During the year 1626, perhaps in the autumn, David Thomson came from Piscataqua with his wife and son to settle on an island opposite the mouth of the Neponset River and east of the Dorchester peninsula. He had been a merchant at Plymouth in Devon, and had come in the spring of 1623 to "Little Harbor" on the west side of and near the mouth of the Piscataqua River. There he had built a "strong and large house," enclosed by a high palisade and protected by guns. ["Little Harbor," Thomson's settlement, is now Odiorne's Point in the town of Rye.] After three years of life at Little Harbor he came to the Bay to end his days.

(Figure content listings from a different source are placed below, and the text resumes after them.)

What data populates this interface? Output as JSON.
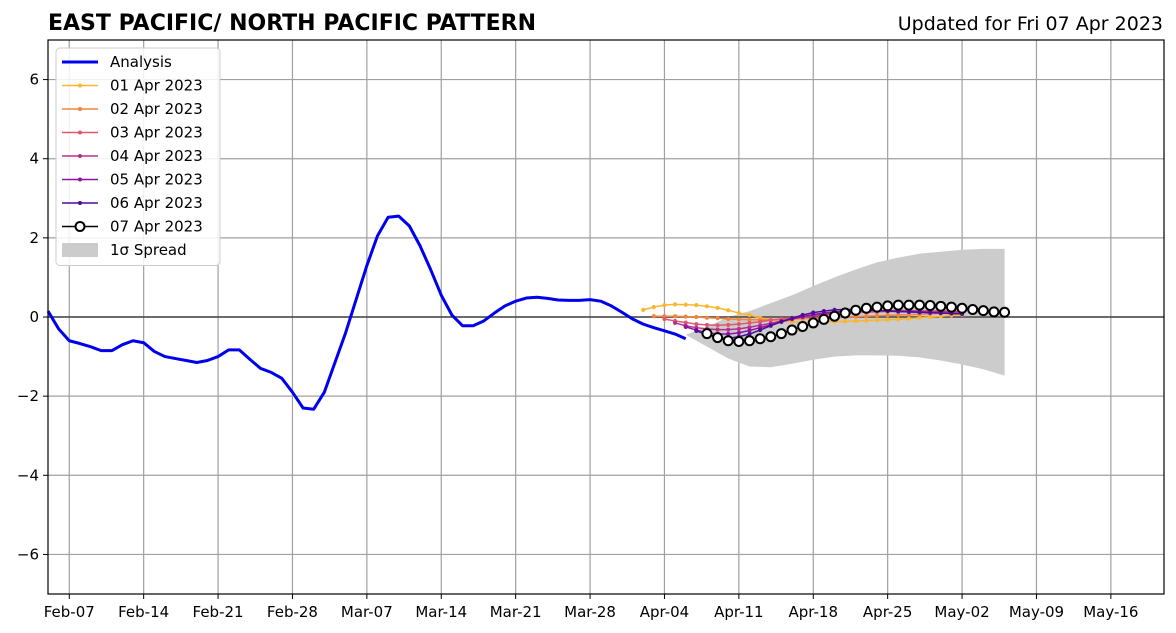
{
  "chart_data": {
    "type": "line",
    "title": "EAST PACIFIC/ NORTH PACIFIC PATTERN",
    "subtitle": "Updated for Fri 07 Apr 2023",
    "xlabel": "",
    "ylabel": "",
    "x_start": "2023-02-05",
    "xlim": [
      "2023-02-05",
      "2023-05-21"
    ],
    "ylim": [
      -7,
      7
    ],
    "yticks": [
      -6,
      -4,
      -2,
      0,
      2,
      4,
      6
    ],
    "ytick_labels": [
      "−6",
      "−4",
      "−2",
      "0",
      "2",
      "4",
      "6"
    ],
    "xticks": [
      "2023-02-07",
      "2023-02-14",
      "2023-02-21",
      "2023-02-28",
      "2023-03-07",
      "2023-03-14",
      "2023-03-21",
      "2023-03-28",
      "2023-04-04",
      "2023-04-11",
      "2023-04-18",
      "2023-04-25",
      "2023-05-02",
      "2023-05-09",
      "2023-05-16"
    ],
    "xtick_labels": [
      "Feb-07",
      "Feb-14",
      "Feb-21",
      "Feb-28",
      "Mar-07",
      "Mar-14",
      "Mar-21",
      "Mar-28",
      "Apr-04",
      "Apr-11",
      "Apr-18",
      "Apr-25",
      "May-02",
      "May-09",
      "May-16"
    ],
    "grid": true,
    "zero_line": true,
    "legend_position": "top-left",
    "legend": [
      {
        "label": "Analysis",
        "color": "#0000ee",
        "kind": "line"
      },
      {
        "label": "01 Apr 2023",
        "color": "#fbb630",
        "kind": "marker-line"
      },
      {
        "label": "02 Apr 2023",
        "color": "#f3843e",
        "kind": "marker-line"
      },
      {
        "label": "03 Apr 2023",
        "color": "#dd5a6e",
        "kind": "marker-line"
      },
      {
        "label": "04 Apr 2023",
        "color": "#b6308b",
        "kind": "marker-line"
      },
      {
        "label": "05 Apr 2023",
        "color": "#8c14a5",
        "kind": "marker-line"
      },
      {
        "label": "06 Apr 2023",
        "color": "#4e0c9b",
        "kind": "marker-line"
      },
      {
        "label": "07 Apr 2023",
        "color": "#000000",
        "kind": "circle-line"
      },
      {
        "label": "1σ Spread",
        "color": "#cccccc",
        "kind": "patch"
      }
    ],
    "analysis": {
      "name": "Analysis",
      "color": "#0000ee",
      "x": [
        "2023-02-05",
        "2023-02-06",
        "2023-02-07",
        "2023-02-08",
        "2023-02-09",
        "2023-02-10",
        "2023-02-11",
        "2023-02-12",
        "2023-02-13",
        "2023-02-14",
        "2023-02-15",
        "2023-02-16",
        "2023-02-17",
        "2023-02-18",
        "2023-02-19",
        "2023-02-20",
        "2023-02-21",
        "2023-02-22",
        "2023-02-23",
        "2023-02-24",
        "2023-02-25",
        "2023-02-26",
        "2023-02-27",
        "2023-02-28",
        "2023-03-01",
        "2023-03-02",
        "2023-03-03",
        "2023-03-04",
        "2023-03-05",
        "2023-03-06",
        "2023-03-07",
        "2023-03-08",
        "2023-03-09",
        "2023-03-10",
        "2023-03-11",
        "2023-03-12",
        "2023-03-13",
        "2023-03-14",
        "2023-03-15",
        "2023-03-16",
        "2023-03-17",
        "2023-03-18",
        "2023-03-19",
        "2023-03-20",
        "2023-03-21",
        "2023-03-22",
        "2023-03-23",
        "2023-03-24",
        "2023-03-25",
        "2023-03-26",
        "2023-03-27",
        "2023-03-28",
        "2023-03-29",
        "2023-03-30",
        "2023-03-31",
        "2023-04-01",
        "2023-04-02",
        "2023-04-03",
        "2023-04-04",
        "2023-04-05",
        "2023-04-06"
      ],
      "y": [
        0.15,
        -0.3,
        -0.6,
        -0.67,
        -0.75,
        -0.85,
        -0.85,
        -0.7,
        -0.6,
        -0.65,
        -0.87,
        -1.0,
        -1.05,
        -1.1,
        -1.15,
        -1.1,
        -1.0,
        -0.83,
        -0.83,
        -1.07,
        -1.3,
        -1.4,
        -1.55,
        -1.9,
        -2.3,
        -2.33,
        -1.9,
        -1.15,
        -0.4,
        0.45,
        1.3,
        2.05,
        2.52,
        2.55,
        2.3,
        1.8,
        1.2,
        0.55,
        0.05,
        -0.22,
        -0.22,
        -0.1,
        0.1,
        0.28,
        0.4,
        0.48,
        0.5,
        0.47,
        0.43,
        0.42,
        0.42,
        0.44,
        0.4,
        0.28,
        0.12,
        -0.05,
        -0.18,
        -0.27,
        -0.35,
        -0.43,
        -0.55
      ]
    },
    "spread": {
      "name": "1σ Spread",
      "x": [
        "2023-04-06",
        "2023-04-08",
        "2023-04-10",
        "2023-04-12",
        "2023-04-14",
        "2023-04-16",
        "2023-04-18",
        "2023-04-20",
        "2023-04-22",
        "2023-04-24",
        "2023-04-26",
        "2023-04-28",
        "2023-04-30",
        "2023-05-02",
        "2023-05-04",
        "2023-05-06"
      ],
      "upper": [
        -0.45,
        -0.25,
        0.0,
        0.15,
        0.35,
        0.55,
        0.78,
        1.0,
        1.2,
        1.38,
        1.5,
        1.6,
        1.65,
        1.7,
        1.72,
        1.72
      ],
      "lower": [
        -0.45,
        -0.75,
        -1.05,
        -1.25,
        -1.27,
        -1.18,
        -1.08,
        -1.0,
        -0.97,
        -0.97,
        -0.98,
        -1.02,
        -1.1,
        -1.2,
        -1.32,
        -1.48
      ]
    },
    "series": [
      {
        "name": "01 Apr 2023",
        "color": "#fbb630",
        "x_start": "2023-04-02",
        "values": [
          0.18,
          0.25,
          0.3,
          0.32,
          0.31,
          0.3,
          0.27,
          0.23,
          0.17,
          0.1,
          0.05,
          -0.02,
          -0.07,
          -0.1,
          -0.12,
          -0.13,
          -0.13,
          -0.12,
          -0.12,
          -0.11,
          -0.1,
          -0.09,
          -0.08,
          -0.07,
          -0.06,
          -0.04,
          -0.02,
          0.0,
          0.02,
          0.04,
          0.06
        ]
      },
      {
        "name": "02 Apr 2023",
        "color": "#f3843e",
        "x_start": "2023-04-03",
        "values": [
          0.02,
          0.02,
          0.02,
          0.01,
          0.0,
          -0.02,
          -0.03,
          -0.05,
          -0.06,
          -0.07,
          -0.07,
          -0.07,
          -0.06,
          -0.05,
          -0.04,
          -0.03,
          -0.02,
          -0.01,
          0.0,
          0.01,
          0.02,
          0.03,
          0.04,
          0.05,
          0.06,
          0.07,
          0.08,
          0.09,
          0.1,
          0.1
        ]
      },
      {
        "name": "03 Apr 2023",
        "color": "#dd5a6e",
        "x_start": "2023-04-04",
        "values": [
          -0.05,
          -0.1,
          -0.14,
          -0.18,
          -0.2,
          -0.21,
          -0.2,
          -0.18,
          -0.15,
          -0.12,
          -0.08,
          -0.05,
          -0.02,
          0.0,
          0.03,
          0.05,
          0.07,
          0.09,
          0.11,
          0.12,
          0.13,
          0.14,
          0.14,
          0.15,
          0.15,
          0.15,
          0.15,
          0.15,
          0.14
        ]
      },
      {
        "name": "04 Apr 2023",
        "color": "#b6308b",
        "x_start": "2023-04-05",
        "values": [
          -0.15,
          -0.22,
          -0.27,
          -0.3,
          -0.32,
          -0.32,
          -0.3,
          -0.26,
          -0.21,
          -0.16,
          -0.1,
          -0.05,
          0.0,
          0.04,
          0.07,
          0.1,
          0.12,
          0.14,
          0.15,
          0.16,
          0.16,
          0.16,
          0.16,
          0.15,
          0.15,
          0.14,
          0.13,
          0.12
        ]
      },
      {
        "name": "05 Apr 2023",
        "color": "#8c14a5",
        "x_start": "2023-04-06",
        "values": [
          -0.25,
          -0.33,
          -0.4,
          -0.43,
          -0.43,
          -0.4,
          -0.34,
          -0.27,
          -0.2,
          -0.12,
          -0.05,
          0.01,
          0.06,
          0.1,
          0.13,
          0.15,
          0.16,
          0.16,
          0.16,
          0.15,
          0.14,
          0.13,
          0.12,
          0.11,
          0.1,
          0.09,
          0.08
        ]
      },
      {
        "name": "06 Apr 2023",
        "color": "#4e0c9b",
        "x_start": "2023-04-07",
        "values": [
          -0.35,
          -0.45,
          -0.52,
          -0.54,
          -0.5,
          -0.43,
          -0.33,
          -0.22,
          -0.12,
          -0.03,
          0.05,
          0.11,
          0.15,
          0.18,
          0.19,
          0.19,
          0.18,
          0.17,
          0.15,
          0.14,
          0.13,
          0.12,
          0.11,
          0.1,
          0.09,
          0.08
        ]
      },
      {
        "name": "07 Apr 2023",
        "color": "#000000",
        "x_start": "2023-04-08",
        "values": [
          -0.42,
          -0.52,
          -0.6,
          -0.62,
          -0.6,
          -0.55,
          -0.5,
          -0.42,
          -0.33,
          -0.24,
          -0.15,
          -0.06,
          0.02,
          0.1,
          0.17,
          0.22,
          0.25,
          0.28,
          0.3,
          0.3,
          0.3,
          0.29,
          0.27,
          0.25,
          0.22,
          0.19,
          0.16,
          0.13,
          0.12
        ]
      }
    ]
  }
}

If "Caribdis underneath the mould" of Morton's poem in the "New English Canaan", written for the May pole revels in 1627, represents David Thomson, and "Scilla sollitary on the ground" is Amias, his widow, then Thomson was dead before May, 1627. The new husband lacking "vertue masculine" is of course Samuel Maverick, said to have been as strong as Samson and as patient as Job. And she was, according to Morton, a difficult "Dallila"; but she was an heiress after Thomson's death, and suitors came by water from all about the Bay to pay their court to her. Mrs. Thomson was the daughter of William Cole of Plymouth, England. Perhaps her second marriage which prevented her return to England caused her father to threaten to deprive her of her property.

As one looks back upon the careers of the Old Planters of New England they seem to shine out against the background of intolerance and cruelty. The Rev. Mr. Morrell had ecclesiastical powers that could have been a menace to New Plymouth, but he never tried to exercise them. Mr. Maverick and Mr. Walford, Mr. Lyford and Mr. Oldham suffered slander and did not resort to violence. Roger Conant, the governor of the Dorchester Company settlements, suffered rebuffs without number and bore every affront with meekness. He deserves to be remembered. And Mr. Blaxton's Boston should more generously reverence their first inhabitant.